The search for a retreat is found in almost all of Haushofer's books. These retreats stand on the one hand for the necessary freedom to survive, but on the other hand serve to lock away the life taking place there without endangering the traditional order. In the loft, creativity is domesticated. The protagonist's compulsive focus on the monotonous tasks of daily housework becomes an exorcism ritual.

=== Redemption Through Art ===
Just as the interpretation of the loft is ambivalent, so is the final result of the creative activity taking place there. The protagonist's drawings reflect the self-metamorphoses triggered by the anonymous letters. Thus, after burning the last diary entries, the bird motif is replaced by a dragon. This new vision, however, does not arise in the loft, but in the cellar, symbolizing the risky descent into the sphere of the subconscious.

The burning of the diaries shows the protagonist's unwillingness to identify with the past; this process can be understood not only as purely destructive but also as dynamic. From the ashes of the diaries, the new vision of the dragon finally rises. The cyclical alternation of destruction and reconstitution illustrates the interplay of artistic productivity and self-development.

The dragon symbol unites the central motifs of the novel. As a mythical mixed creature uniting disparate elements, the dragon can be read as a metaphor for overcoming gender differences and breaking out of a conventional order.

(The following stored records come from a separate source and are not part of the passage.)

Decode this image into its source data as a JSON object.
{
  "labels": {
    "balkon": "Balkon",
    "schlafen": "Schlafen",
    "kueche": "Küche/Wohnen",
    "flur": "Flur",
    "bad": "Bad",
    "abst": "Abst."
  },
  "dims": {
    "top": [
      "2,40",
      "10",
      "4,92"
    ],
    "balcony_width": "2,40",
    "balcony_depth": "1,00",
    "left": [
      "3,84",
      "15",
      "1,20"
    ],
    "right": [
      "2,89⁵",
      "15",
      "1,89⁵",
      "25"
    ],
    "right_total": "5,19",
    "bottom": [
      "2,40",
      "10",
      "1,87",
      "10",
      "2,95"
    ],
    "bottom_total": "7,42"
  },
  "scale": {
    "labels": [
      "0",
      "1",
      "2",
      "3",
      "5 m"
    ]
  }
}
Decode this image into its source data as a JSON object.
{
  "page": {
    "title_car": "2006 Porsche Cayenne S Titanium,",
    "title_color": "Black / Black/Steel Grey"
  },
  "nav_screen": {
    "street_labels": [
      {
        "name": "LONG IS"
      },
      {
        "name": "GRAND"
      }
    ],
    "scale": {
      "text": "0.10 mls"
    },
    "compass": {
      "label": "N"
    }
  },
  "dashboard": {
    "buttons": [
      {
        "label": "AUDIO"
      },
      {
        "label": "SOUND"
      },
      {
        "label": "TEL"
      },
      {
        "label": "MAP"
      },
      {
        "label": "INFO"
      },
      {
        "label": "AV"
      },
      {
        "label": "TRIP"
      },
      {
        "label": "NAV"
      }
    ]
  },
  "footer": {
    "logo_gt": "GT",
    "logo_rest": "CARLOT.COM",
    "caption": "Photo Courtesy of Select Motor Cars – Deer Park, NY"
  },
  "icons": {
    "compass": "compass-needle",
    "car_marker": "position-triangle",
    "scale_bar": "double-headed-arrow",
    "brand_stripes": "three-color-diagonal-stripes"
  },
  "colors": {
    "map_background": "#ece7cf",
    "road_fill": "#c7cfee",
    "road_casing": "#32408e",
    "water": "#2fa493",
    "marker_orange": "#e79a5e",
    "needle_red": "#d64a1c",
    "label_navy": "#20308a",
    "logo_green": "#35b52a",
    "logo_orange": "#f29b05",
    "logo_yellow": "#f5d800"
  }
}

The dragon vision results from a lifting of the barriers between conscious and subconscious – artistic fantasy is no longer censored by a rigid sense of reality.

== Reception ==
For Daniela Strigl, The Loft is "a malicious, witty, sovereignly laconic marriage novel" that contains the sum of Haushofer's oppressive art. Critics also praise the careful composition of the novel, in which the different levels of time and consciousness are intertwined through mirroring relationships and parallelism and are topographically differentiated.

Compared to Haushofer's earlier novel Die Tapetentür (The Wallpaper Door), Die Loft represents for many critics a more successful analysis of gender relations, as it is more differentiated and complex. The accusation often made against Haushofer of gender-stereotypical typecasting does not apply here – figures such as the murderous baroness, the narrator's former landlady, demonstrate a deviation from the principle of gender dichotomization. Even the protagonist's over-fulfillment of femininity clichés can be interpreted as a deliberately employed masquerade that allows the protagonist to create room for her non-bourgeois attic activities.

The narrator's perspective, which many contemporary reviewers found unusual, also met with negative reactions. Critics particularly criticized the extravagance and abnormality of Haushofer's psychological portrayals and the pessimistic-fatalistic basic attitude expressed in the work. In a review by the Federal Association of Teachers at Vocational Schools in Austria, the novel was deemed unsuitable for young people. "The young person strives towards light and forward, does not want to be alone and does not hole up in the attic..."

The accusation of a lack of positive messages and utopian moments is only partially shared by feminist reception. Approaches to utopian thinking and development potential of the female main character are indeed recognizable – the dragon drawing in the last chapter can thus be interpreted as the happy result of an ongoing process of self-discovery by the narrator. The dragon as a self-portrait of the creative subject enables the design of a creature that is biologically and socially genderless. However, this conciliatory interpretation of the novel in terms of a survival pathos of female art production is seen as contradictory to the rest of Haushofer's work.